The company still controls one of the strongest ecosystems in technology and generates enough cash to compete with anyone. The problem is that artificial intelligence compounds through usage. Every month Microsoft and Meta deploy new capabilities; they gather more data, improve their models, and widen the gap, thereby leaving Apple in the dust.

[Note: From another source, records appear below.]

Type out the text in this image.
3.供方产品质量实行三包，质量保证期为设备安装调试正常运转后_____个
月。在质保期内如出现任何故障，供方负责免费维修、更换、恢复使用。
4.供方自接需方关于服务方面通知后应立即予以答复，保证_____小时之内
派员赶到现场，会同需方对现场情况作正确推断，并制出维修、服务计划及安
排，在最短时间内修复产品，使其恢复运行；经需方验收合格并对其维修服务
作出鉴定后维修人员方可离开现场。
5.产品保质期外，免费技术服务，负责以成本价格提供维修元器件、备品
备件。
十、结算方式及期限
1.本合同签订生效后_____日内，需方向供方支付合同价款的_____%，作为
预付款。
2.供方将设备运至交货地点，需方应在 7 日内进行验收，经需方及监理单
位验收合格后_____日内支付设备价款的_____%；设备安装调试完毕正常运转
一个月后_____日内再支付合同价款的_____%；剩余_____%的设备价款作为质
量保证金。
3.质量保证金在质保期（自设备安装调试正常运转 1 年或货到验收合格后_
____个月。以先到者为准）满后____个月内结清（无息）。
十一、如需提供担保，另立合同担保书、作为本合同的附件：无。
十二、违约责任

And I’m not alone in this, the chart is now suggesting Wall Street has started recognizing that same reality. Apple surged above $310 earlier this year before a high-volume selloff erased months of momentum, driving shares below both the 20-day and 50-day moving averages before buyers finally emerged near the 200-day trendline. Indicating that investors may now be repricing expectations after realizing the company’s artificial intelligence roadmap remains further behind than many initially believed

ai-StockEarnings

The AI Race Is Already Reshaping Portfolios

Markets reward companies that compound advantages before everyone else recognizes them. From what you’ve seen, Microsoft and Meta are already doing that.

By no means am I saying Apple doesn’t have the opportunity to compete anymore. If anything, Apple still has the balance sheet, ecosystem, and engineering talent to respond, but catching up is no longer the same as leading.

And for me, that’s the difference between owning tomorrow’s leader and waiting for yesterday’s leader to catch up.